1988-90: Basketball team manager and student assistant, Illinois
 1994-97: Graduate assistant coach and later assistant coach for Arizona State men’s basketball
 1997-98: Athletic development officer, Arizona State
 1998-2000: Assistant athletic director for annual giving and major gifts, Tennessee
 2000-04: Associate director of athletics, then senior associate director of athletics for external affairs, Notre Dame. Oversaw the funding of the new $22 million, 96,000-square-foot Guglielmino Athletics Complex.
 2004-08: Director of athletics, Northern Illinois. Oversaw the funding of the new $14 million Yordon Academic and Athletic Performance Center, the largest capital project in NIU athletics history.
 2008-21: Director of intercollegiate athletics and recreation, Northwestern (a title that was changed in 2012 to Combe Family vice president for athletics and recreation). Oversaw fundraising for the $270 million lakefront Walter Athletics Center and Ryan Fieldhouse and $110 million Welsh-Ryan Arena renovation; served as adjunct professor of management and organizations in the Kellogg School of Management.
 2014-15: President, NACDA
 2015-17: Inaugural chair of the NCAA Division I Council. He had earlier served as the first sitting athletic director on the NCAA Board of Directors and Board of Governors.
 2017: Appointed to the NCAA Division I Men’s Basketball Selection Committee

2018

Appointed to the Fiesta Bowl board of directors.
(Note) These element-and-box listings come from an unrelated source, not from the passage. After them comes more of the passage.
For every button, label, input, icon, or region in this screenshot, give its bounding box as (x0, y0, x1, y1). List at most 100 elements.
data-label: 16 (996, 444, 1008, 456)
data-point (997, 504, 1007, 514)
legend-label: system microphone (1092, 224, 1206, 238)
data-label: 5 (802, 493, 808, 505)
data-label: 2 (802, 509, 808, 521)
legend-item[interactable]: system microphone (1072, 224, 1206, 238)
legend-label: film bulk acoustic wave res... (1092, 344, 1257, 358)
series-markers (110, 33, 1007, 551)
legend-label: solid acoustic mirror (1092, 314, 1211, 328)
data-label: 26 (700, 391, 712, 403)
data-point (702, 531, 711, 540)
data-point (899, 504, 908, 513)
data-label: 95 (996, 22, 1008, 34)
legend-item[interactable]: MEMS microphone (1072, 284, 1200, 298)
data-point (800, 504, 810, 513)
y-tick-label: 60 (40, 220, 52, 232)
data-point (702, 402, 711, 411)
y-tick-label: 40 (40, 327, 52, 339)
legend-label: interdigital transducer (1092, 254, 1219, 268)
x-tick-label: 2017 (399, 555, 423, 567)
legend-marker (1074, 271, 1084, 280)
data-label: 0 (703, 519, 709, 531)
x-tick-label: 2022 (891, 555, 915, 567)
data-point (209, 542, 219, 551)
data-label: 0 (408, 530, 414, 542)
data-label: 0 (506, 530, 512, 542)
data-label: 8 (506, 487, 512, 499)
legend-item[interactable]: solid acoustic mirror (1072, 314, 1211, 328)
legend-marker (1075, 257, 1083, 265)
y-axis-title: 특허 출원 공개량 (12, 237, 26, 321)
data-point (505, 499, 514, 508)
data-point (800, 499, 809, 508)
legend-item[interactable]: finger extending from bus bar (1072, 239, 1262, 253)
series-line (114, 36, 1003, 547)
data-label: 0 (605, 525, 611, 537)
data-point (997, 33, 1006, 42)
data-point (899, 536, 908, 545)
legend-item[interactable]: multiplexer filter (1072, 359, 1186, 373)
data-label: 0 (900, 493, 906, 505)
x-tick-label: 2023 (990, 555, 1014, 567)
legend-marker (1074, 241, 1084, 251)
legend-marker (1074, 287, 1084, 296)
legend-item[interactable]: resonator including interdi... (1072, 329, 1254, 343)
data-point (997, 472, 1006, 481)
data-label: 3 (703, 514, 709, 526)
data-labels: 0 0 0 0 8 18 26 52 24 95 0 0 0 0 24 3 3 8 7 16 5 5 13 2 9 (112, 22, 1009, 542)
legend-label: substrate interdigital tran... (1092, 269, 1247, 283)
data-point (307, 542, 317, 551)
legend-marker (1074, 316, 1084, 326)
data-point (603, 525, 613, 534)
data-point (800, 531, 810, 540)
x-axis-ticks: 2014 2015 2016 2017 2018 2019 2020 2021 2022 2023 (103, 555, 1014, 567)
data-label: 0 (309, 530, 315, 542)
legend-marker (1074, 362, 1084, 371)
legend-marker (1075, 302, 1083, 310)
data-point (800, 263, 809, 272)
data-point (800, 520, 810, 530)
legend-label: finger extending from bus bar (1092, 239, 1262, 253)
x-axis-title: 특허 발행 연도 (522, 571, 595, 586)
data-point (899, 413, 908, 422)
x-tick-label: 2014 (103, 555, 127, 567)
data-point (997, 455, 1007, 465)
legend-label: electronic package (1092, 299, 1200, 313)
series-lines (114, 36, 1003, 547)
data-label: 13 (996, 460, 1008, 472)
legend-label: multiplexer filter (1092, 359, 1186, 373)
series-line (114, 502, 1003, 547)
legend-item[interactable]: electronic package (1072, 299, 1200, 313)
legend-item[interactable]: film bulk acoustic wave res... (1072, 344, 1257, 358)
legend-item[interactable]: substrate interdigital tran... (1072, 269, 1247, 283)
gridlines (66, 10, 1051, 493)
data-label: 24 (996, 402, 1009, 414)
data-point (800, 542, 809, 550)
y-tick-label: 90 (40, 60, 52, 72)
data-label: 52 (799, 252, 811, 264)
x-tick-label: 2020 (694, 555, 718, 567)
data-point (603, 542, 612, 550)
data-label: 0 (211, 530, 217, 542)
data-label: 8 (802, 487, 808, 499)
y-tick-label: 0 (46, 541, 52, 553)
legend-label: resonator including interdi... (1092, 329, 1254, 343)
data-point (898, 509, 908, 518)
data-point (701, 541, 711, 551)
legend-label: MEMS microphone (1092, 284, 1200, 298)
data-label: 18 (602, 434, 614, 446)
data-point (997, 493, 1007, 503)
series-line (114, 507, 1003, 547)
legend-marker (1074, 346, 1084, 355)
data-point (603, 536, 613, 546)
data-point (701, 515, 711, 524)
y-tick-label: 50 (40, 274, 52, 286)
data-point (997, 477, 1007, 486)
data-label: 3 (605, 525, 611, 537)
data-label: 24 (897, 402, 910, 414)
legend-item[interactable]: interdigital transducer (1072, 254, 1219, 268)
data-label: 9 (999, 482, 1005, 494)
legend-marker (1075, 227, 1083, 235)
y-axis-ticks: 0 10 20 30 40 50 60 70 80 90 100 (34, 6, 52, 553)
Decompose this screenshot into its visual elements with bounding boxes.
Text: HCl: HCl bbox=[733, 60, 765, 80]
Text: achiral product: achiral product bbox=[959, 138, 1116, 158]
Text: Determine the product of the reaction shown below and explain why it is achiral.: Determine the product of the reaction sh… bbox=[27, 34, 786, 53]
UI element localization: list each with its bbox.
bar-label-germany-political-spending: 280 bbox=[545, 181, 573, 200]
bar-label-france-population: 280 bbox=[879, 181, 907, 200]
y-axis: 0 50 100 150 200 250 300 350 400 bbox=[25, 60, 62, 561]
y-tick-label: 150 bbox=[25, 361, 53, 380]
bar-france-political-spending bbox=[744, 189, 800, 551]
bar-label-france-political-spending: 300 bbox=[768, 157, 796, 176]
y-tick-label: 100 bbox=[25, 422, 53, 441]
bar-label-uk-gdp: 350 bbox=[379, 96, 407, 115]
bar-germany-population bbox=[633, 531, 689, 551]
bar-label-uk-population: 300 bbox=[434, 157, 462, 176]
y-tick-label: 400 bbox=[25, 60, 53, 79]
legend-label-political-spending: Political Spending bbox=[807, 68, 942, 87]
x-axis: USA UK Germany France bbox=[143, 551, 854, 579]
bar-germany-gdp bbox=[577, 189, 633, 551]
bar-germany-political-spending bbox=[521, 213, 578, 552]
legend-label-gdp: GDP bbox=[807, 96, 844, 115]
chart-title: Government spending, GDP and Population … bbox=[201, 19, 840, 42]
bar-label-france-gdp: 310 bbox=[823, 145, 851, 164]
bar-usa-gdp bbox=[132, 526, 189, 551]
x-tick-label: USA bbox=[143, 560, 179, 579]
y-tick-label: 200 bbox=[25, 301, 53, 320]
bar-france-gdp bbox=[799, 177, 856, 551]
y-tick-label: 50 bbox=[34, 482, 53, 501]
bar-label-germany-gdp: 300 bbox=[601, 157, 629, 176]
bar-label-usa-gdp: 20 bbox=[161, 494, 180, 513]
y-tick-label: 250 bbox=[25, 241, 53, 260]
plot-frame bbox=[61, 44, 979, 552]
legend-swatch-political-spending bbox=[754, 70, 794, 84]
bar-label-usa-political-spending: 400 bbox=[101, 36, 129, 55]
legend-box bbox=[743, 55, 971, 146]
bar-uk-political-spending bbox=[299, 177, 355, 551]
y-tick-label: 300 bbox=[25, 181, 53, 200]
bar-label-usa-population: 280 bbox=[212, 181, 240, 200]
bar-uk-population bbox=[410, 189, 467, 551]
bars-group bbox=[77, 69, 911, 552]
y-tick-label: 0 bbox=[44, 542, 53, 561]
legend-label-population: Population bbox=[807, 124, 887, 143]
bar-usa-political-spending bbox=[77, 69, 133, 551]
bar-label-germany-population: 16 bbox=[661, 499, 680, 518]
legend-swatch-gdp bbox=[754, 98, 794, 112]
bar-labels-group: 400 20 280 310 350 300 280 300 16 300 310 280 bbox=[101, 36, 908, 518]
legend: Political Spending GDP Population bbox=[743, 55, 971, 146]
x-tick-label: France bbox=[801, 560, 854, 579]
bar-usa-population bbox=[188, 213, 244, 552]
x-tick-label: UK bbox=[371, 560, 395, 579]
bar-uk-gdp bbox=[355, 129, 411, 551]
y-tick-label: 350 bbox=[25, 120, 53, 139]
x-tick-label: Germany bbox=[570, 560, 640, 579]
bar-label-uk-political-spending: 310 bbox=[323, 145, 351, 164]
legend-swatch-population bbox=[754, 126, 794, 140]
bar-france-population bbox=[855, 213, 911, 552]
He also served on the Rose Bowl Management Committee twice.
Sports Business Journal Athletic Director of the Year

2019

■ Named NCAA Champion of Diversity and Inclusion, which recognizes those who work to support underrepresented communities among college athletics administrators

2020

■ Announces the creation of the senior associate athletic director/chief diversity and inclusion officer, a new position

2021

Feb. 1: Assumes role of ACC commissioner
August: Selected to serve as part of the 28-member NCAA Constitution Review Committee to identify the core principles that define college sports and propose a new governance model

2023 

■ Adds Cal, SMU and Stanford to the conference.